Technical Considerations

  • *The performance characteristics (technical and process including fractionation, digestion etc.) of the analytical process/assay(s) used (e.g., mass spectrometry, protein, antibody, nucleic acid arrays, immuno-chemistry, 2Dgel electrophoresis, or other measurement technology) should be described. For both the technical and processing steps (fractionation, digestion, etc.) noise assessment, reproducibility, normalization (e.g. array to array and protein to protein), measurement variation, specificity, limits of detection and quantitation should be described.

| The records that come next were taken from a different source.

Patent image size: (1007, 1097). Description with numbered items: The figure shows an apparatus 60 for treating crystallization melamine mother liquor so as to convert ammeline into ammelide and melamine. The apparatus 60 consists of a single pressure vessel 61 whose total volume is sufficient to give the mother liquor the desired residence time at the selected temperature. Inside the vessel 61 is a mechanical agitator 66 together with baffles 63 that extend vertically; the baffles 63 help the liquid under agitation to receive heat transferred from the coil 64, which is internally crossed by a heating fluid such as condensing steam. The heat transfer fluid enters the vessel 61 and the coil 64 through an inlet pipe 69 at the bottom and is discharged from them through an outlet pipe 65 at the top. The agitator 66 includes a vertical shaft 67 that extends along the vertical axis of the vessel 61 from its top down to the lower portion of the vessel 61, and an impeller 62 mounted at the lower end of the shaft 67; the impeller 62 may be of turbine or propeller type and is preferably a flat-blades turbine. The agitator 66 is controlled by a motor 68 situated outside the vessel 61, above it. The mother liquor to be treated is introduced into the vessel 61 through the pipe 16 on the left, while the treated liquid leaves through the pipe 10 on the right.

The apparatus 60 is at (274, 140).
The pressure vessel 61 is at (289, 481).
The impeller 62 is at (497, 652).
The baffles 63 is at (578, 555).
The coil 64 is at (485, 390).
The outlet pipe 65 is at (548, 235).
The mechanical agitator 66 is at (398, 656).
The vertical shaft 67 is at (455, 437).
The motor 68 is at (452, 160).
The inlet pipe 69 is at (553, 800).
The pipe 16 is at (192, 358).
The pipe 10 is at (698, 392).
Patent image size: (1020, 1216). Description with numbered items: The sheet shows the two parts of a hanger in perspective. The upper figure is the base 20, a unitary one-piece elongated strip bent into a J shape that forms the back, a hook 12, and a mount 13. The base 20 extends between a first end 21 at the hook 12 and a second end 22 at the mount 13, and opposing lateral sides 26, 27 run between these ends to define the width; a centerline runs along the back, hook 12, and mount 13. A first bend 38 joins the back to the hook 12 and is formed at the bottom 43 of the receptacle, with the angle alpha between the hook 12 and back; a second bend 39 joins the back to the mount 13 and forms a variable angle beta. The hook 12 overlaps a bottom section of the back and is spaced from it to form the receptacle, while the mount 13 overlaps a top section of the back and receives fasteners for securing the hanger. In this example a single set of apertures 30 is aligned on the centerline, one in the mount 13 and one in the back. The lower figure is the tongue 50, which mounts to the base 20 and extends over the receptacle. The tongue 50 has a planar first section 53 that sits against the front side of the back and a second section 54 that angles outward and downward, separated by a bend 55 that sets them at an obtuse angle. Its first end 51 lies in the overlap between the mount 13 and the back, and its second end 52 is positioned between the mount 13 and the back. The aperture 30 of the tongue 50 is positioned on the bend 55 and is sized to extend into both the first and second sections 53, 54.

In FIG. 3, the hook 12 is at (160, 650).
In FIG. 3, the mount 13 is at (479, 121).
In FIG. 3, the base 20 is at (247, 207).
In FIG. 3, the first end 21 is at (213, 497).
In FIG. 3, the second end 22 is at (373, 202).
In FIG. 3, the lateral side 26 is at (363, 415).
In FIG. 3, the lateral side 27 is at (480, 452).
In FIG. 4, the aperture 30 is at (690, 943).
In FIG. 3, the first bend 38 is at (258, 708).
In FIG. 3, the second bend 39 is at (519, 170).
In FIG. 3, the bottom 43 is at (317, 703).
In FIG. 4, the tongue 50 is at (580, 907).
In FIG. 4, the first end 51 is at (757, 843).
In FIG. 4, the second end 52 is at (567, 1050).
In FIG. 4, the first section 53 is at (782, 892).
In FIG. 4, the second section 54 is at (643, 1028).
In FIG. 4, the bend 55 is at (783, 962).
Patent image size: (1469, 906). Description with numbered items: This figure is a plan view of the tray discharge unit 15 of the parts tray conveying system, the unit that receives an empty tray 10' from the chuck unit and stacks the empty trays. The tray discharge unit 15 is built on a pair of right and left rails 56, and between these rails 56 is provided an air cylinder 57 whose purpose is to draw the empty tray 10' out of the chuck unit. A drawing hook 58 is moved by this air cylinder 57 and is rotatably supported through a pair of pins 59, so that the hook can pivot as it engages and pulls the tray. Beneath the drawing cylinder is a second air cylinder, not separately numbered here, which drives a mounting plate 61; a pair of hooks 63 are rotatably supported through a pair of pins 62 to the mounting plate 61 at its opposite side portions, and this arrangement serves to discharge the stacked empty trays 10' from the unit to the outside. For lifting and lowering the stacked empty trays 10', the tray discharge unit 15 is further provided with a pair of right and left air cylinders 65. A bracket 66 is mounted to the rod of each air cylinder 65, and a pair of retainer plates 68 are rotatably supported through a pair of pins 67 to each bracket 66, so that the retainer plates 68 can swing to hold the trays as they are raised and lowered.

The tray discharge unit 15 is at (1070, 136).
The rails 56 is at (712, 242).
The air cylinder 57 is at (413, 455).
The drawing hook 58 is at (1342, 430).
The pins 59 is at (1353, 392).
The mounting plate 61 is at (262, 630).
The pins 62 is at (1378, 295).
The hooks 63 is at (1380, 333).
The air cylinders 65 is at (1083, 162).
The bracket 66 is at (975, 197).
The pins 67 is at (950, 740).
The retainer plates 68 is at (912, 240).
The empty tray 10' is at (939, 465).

    Note: the guidelines for protein identification analyses (found elsewhere in the Instructions to Authors) for articles submitted to MCP are fully applicable to papers dealing with clinical proteomics and should also be consulted if this type of information is included. As with these contributions, the journal strongly encourages the deposition of raw data in a suitably accessible database for such information collected for articles dealing with clinical proteomics and will provide hyperlinks to it. Authors are also strongly encouraged to identify markers wherever possible, particularly for validation studies.
  • The quality control and quality assurance methods employed should be described including how the analysis of samples was conducted, e.g. replicate number, whether randomized etc.
  • Any software packages and bioinformatics tools used for model building, pathway analysis or data visualization should be described. Journal policy requires that all software employed is available to the general public.
  • Authors are encouraged to place raw data in publicly accessible database storage sites. The journal will provide hyperlinks to this information.
  • If applicable or known, any other studies (preferably by literature reference) that have used the same or a subset of the samples employed regardless of the nature of the previous study should be listed.